C’est plus difficile de formuler quand on aime, ou quand on n’aime pas?
Quand on ne sait pas! Quand la personne chantait juste mais qu’il ne s’est pas passé grand-chose. Quand ce n’est pas forcément bien mais que tu sens qu’il y a du talent derrière. On se dit, «peut-être qu’il sera bon demain». On a peur de se planter. 

On connaît les envolées d’André Manoukian, le ton cassant de Sinclair… Quel est votre style à vous? Vous avez tendance à y aller franco?
Mathieu et André, ce sont des pros! Je suis sincère mais d’un naturel assez gentil avec les gens, donc j’essaie d’arrondir les angles et de trouver une manière de le dire… On verra avec le montage: je pourrais passer pour très très méchant ou très très gentil.
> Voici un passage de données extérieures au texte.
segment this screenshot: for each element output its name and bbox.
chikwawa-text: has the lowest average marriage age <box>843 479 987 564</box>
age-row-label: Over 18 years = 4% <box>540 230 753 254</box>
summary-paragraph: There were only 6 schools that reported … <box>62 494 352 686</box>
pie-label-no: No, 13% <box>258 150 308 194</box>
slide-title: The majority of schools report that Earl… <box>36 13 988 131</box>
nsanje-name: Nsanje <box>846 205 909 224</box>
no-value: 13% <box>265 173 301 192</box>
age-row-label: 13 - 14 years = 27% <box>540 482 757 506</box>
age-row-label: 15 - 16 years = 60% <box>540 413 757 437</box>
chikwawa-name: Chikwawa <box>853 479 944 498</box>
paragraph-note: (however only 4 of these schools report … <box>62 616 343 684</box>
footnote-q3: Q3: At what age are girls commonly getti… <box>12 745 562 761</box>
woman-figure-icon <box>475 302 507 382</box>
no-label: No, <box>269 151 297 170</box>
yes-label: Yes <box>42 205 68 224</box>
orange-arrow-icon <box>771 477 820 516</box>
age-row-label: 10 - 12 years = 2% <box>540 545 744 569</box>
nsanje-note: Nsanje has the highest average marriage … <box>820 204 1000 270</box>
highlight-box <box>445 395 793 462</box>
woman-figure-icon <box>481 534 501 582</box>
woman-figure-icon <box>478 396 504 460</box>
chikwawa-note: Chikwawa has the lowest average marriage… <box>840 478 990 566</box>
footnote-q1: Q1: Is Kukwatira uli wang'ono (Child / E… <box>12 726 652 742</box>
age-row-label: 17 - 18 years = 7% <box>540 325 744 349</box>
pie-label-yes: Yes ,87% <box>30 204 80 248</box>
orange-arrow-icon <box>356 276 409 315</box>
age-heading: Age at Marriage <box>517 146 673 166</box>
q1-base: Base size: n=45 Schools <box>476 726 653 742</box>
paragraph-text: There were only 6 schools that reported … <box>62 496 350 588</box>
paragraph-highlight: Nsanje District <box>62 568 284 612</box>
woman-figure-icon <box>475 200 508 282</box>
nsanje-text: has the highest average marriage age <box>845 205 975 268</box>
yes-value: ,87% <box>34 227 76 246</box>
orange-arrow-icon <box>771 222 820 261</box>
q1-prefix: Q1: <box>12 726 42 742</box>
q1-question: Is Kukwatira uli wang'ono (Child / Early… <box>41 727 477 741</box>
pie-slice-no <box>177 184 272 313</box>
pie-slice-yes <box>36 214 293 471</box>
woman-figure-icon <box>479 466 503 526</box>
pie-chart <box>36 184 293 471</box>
Et quel serait le style, le rôle d’Elodie Frégé? 
On est assez complémentaires. Moi je suis plus terrien, plus instinctif, ça me plaît ou ça ne me plaît pas, ma manière de fonctionner est assez directe. Elle est plus aérienne, à chercher des subtilités, des images… Je suis un mec, c’est une meuf, qu’est-ce que vous voulez que je vous dise!

«The Voice», «Rising Star»… Vous regardez d’autres télé-crochets?
Aucun, non.

Et «Nouvelle Star», vous connaissiez bien? 
J’ai regardé quand c’est sorti, il y a dix ans, c’est tout. J’aurais pu me remater les anciennes émissions mais j’ai fait exprès de ne rien voir, pour être frais. Le seul truc que j’ai regardé, c’est Steven Tyler [Aerosmith] dans American Idol, il m’a bien fait marrer.

Vous êtes le guitariste et le directeur musical de Johnny, qui repart en tournée en 2015. Il est infatigable…
Ça me fascine aussi.

En privé, son énergie est la même? 
Il connaît tellement bien son boulot qu’il sait exactement quand se donner à fond. Quand on fait une télé, certains chanteurs vont faire la chanson 3-4 fois de suite, ils ne vont pas être contents, réécouter. Lui, il est très calme, posé, «on y va, c’est maintenant», boum, il donne tout. Une fois. Et il retourne s’asseoir. Et ça, c’est bluffant. Il s’économise. Ce n’est pas une espèce de mec qui va gesticuler toute la journée et être claqué au moment de monter sur scène. Il sait qu’il a un concert le soir donc toute la journée, il est peinard, calme, tranquille, il regarde un film, il bouquine un truc, il fait une sieste et le soir «BAM!». Par contre après le concert, c’est plus dur de l’éteindre!